Прошел Цоколь, вышагивая с размеренным гусиным достоинством; дверь за ним закрылась бесшумно. Долго не было прокурора, и Тамара Ивановна забеспокоилась, не пользуется ли она каким-нибудь незаметным служебным входом, чтобы избегать нежелательных встреч. Прокурор приехала в одиннадцатом часу, тяжело выбралась с заднего сиденья черной иномарки, которых расплодилось, как саранчи, так много, что в названиях их Тамара Ивановна давно уж не разбиралась. Даже на улице прокурор имела величественный вид: прямая, с высоко взбитой прической, в светлом костюме. Кто-то выходил и придержал ей дверь. Тамара Ивановна напряглась: вот теперь не зевай, теперь в любую минуту могут доставить твоего... Как его назвать? Никак его не хотелось называть, скоро у него должно быть новое название.

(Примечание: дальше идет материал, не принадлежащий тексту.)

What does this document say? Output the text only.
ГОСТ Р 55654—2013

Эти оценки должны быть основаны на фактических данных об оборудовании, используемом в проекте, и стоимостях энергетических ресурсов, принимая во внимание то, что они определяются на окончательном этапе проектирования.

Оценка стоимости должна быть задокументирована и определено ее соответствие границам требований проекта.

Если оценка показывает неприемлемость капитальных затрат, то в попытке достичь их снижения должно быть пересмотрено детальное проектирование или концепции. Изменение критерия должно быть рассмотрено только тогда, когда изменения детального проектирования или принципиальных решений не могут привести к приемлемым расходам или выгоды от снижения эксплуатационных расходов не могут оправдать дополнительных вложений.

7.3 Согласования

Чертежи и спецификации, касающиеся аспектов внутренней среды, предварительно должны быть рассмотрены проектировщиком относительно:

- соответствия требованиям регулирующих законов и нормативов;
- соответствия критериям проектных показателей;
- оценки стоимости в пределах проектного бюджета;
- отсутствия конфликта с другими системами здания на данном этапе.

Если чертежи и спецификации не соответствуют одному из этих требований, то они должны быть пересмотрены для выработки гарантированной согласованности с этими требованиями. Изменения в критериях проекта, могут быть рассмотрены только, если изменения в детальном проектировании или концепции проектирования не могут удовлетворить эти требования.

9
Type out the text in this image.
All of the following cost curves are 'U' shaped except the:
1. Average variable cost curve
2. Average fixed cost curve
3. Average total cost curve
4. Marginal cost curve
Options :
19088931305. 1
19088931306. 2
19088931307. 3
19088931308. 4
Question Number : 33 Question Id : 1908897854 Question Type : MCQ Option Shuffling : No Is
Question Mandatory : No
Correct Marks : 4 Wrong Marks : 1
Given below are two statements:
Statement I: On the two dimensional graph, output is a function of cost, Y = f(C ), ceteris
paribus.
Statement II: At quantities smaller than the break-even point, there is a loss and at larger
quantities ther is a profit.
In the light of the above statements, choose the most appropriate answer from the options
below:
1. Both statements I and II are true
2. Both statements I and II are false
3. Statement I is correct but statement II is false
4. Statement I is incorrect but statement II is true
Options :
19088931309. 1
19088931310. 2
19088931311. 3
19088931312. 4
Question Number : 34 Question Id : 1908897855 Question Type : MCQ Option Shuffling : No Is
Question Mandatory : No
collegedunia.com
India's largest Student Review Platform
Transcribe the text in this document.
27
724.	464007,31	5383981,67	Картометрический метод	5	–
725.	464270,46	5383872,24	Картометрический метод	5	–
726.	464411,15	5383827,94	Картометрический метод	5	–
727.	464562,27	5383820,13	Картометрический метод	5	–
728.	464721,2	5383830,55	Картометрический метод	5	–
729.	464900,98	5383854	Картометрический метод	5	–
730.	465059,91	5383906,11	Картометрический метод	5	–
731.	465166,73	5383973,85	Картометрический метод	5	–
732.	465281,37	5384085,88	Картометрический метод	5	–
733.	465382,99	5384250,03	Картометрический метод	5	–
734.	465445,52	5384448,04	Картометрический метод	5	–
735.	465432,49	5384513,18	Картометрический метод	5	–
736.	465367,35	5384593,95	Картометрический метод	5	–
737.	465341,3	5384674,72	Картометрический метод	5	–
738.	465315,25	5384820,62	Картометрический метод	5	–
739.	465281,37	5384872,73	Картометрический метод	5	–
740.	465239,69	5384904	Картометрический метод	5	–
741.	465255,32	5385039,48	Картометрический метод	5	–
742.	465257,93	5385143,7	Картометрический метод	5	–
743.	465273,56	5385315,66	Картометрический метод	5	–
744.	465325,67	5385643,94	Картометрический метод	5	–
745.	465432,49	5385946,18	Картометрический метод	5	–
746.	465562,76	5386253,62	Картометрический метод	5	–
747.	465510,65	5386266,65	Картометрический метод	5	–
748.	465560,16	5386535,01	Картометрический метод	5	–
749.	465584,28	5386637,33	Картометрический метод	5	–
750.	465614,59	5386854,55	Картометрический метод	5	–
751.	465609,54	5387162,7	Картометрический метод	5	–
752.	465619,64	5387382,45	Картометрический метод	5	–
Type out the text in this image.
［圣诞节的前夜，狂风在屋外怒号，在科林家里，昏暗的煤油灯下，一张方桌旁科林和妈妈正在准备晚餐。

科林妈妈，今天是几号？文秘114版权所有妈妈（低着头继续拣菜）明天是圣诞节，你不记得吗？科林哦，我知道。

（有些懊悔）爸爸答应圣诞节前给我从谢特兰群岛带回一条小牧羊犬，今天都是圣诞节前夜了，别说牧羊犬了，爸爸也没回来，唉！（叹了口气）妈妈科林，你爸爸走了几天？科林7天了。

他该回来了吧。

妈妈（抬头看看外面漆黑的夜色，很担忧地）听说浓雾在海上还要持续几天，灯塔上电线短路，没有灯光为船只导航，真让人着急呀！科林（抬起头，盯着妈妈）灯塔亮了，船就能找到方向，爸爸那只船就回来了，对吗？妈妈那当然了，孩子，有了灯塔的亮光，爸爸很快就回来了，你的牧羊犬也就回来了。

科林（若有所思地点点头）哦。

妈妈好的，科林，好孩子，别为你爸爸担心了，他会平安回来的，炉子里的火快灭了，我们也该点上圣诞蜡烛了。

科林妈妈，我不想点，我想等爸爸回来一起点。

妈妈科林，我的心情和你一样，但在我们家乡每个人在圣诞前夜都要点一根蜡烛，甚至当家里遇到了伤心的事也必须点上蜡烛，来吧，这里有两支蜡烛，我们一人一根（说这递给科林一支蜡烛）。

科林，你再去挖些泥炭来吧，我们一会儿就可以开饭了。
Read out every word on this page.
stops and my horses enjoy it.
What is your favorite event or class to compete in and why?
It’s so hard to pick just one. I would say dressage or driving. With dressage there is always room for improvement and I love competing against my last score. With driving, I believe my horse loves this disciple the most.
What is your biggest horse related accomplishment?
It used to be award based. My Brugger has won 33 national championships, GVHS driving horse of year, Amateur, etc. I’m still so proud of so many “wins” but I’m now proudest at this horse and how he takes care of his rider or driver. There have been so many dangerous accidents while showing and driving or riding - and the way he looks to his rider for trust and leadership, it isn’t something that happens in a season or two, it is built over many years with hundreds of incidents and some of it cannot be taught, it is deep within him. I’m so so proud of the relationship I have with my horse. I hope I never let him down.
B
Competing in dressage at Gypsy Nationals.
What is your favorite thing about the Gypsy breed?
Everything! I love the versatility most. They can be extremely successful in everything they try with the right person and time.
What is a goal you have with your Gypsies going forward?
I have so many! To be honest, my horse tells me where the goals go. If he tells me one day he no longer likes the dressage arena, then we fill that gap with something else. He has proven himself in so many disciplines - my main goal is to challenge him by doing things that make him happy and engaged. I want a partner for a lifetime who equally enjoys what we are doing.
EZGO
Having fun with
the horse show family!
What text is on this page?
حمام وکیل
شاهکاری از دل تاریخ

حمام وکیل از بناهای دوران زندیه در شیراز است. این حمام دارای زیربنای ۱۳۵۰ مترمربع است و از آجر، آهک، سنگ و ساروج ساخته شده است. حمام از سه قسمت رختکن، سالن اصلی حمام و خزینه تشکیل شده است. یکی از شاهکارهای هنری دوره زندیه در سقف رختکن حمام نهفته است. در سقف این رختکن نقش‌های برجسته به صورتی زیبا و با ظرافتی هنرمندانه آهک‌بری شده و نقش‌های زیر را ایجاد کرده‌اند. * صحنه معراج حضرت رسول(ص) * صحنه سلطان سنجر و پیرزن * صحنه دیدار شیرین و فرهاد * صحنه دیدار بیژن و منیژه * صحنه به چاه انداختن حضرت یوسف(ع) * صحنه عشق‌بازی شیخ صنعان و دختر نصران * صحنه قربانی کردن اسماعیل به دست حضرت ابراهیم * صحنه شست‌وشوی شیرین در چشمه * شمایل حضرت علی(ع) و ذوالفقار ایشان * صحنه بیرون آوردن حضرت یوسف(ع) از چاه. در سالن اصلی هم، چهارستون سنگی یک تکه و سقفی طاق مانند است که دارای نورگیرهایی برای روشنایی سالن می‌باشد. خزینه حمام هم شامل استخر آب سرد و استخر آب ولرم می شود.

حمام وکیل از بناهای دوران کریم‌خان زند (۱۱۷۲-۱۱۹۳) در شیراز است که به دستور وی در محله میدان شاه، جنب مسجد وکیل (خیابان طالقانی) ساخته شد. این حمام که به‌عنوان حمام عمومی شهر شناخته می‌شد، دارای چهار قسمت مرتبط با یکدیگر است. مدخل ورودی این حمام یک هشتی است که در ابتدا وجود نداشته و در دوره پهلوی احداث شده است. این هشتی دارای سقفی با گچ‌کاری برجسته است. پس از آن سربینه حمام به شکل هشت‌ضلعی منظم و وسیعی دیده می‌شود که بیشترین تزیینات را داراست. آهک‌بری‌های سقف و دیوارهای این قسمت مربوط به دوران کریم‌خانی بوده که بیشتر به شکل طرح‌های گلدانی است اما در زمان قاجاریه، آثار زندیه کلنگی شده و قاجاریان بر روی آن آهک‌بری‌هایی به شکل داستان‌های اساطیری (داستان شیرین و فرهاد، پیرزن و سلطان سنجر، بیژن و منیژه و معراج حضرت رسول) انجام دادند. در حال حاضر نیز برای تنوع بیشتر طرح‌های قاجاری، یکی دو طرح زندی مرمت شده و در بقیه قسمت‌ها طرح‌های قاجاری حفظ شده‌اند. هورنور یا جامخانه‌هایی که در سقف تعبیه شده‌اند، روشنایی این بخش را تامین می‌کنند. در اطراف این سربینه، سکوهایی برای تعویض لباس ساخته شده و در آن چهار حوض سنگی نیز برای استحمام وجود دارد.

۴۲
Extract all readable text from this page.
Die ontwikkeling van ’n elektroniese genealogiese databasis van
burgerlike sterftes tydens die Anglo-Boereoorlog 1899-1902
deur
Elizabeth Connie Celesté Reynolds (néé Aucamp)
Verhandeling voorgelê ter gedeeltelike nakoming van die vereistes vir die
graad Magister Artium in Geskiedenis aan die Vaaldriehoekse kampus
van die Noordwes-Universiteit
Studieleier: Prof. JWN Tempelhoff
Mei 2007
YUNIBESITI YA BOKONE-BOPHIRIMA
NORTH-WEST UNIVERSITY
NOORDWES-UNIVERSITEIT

Улица была заставлено плотно -- и все магазинами, киосками, ресторанами; никакому иному учреждению, кроме прокуратуры, сюда бы не втиснуться, а прокуратуру для того, надо думать, и подселили в это торгово-развлекательное царство, чтобы население его, падкое на грех, о законе и возмездии не забывало. Удавалось ли неподкупным блюстителям закона произвести впечатление на ловких рыночников -- неизвестно, наяву же было то, что прокуратуру и видно не стало, и слышно не стало, и надо было пять раз пройти мимо сиротского вида двери, прежде чем удавалось разглядеть столь же, как дверь, малоприметную вывеску.
Не прошло и получаса после приезда -- прокурор вышла и уехала.